Friday, 26 November 2010

This Sunday - End of Life

 

In preparation for the Masorti End of Life Seminar, coming this Sunday at the LJCC, details below, I’ve been reading an extraordinary article by the American surgeon, Atul Gawande. Writing in the New Yorker, Gawande talks about how uncomfortable he feels attempting to explain to a woman he has just met the exact nature of the tumour inside her. ‘Am I going to die?’ the woman asks, ‘No, no,’ he responds, ‘of course not.’ It’s not true of course. Gawande knows that, as does, one suspect, the woman. Later in the article Gawande reports a Harvard study which asked the doctors of almost five hundred terminally ill patients to estimate how long they thought their patient would survive, and then waited.
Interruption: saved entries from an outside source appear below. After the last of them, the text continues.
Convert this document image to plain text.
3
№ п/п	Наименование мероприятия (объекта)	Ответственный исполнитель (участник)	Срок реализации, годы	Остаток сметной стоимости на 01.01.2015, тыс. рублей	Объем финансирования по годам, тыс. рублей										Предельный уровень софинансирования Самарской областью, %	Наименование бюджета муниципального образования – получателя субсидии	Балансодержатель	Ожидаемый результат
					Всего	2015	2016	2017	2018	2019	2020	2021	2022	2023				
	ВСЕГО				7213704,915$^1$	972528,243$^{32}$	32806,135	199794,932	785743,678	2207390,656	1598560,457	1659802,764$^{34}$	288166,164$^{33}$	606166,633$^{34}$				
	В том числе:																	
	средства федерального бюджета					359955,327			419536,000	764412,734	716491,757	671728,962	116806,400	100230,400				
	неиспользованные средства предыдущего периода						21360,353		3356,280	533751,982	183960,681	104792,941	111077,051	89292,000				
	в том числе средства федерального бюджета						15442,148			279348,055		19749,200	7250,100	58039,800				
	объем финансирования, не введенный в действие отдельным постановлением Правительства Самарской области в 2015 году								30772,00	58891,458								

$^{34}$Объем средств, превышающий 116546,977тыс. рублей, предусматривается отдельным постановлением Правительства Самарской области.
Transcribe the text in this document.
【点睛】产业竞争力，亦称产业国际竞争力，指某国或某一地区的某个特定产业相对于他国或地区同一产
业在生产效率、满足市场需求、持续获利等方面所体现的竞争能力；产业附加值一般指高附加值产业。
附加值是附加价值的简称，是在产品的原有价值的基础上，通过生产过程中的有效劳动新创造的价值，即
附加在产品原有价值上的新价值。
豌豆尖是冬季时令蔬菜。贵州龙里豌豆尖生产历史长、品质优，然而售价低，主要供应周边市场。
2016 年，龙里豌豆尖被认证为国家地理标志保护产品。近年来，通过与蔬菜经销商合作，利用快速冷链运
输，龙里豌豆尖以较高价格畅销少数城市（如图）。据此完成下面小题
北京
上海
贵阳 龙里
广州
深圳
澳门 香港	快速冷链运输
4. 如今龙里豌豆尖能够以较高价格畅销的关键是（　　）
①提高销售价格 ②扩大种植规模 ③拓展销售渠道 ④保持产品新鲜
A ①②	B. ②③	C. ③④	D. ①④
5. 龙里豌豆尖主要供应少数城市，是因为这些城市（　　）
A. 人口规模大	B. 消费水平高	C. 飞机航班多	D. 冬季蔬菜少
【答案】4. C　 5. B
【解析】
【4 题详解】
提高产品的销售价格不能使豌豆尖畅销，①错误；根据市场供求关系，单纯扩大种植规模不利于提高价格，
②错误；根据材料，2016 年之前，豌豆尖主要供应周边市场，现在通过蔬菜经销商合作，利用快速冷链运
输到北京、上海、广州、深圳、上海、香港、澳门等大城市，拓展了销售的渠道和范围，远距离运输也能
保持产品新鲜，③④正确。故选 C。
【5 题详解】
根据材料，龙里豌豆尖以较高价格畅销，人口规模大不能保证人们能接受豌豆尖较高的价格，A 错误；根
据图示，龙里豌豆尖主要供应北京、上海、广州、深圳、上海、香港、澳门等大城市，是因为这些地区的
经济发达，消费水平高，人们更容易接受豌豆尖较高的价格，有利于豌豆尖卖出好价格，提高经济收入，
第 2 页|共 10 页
Sixty-three per cent overestimated survival time, on average by five hundred and thirty per cent. And, the better the doctors knew their patients, the more likely they were to err. It’s not just patients who struggle. So how do we learn to face our demise? Are we better off living in blind hope ignorance, or engaging so warmly in the inevitability of our passing that we risk the failure of extracting every day?

 

At the Seminar, on Sunday, I will be putting these questions to three senior palliative physicians, two hospice directors and a leading neurologist. The panel runs from 10:15 – 11:30. All are welcome, not only for the panel, but also a full day of exploration and engagement.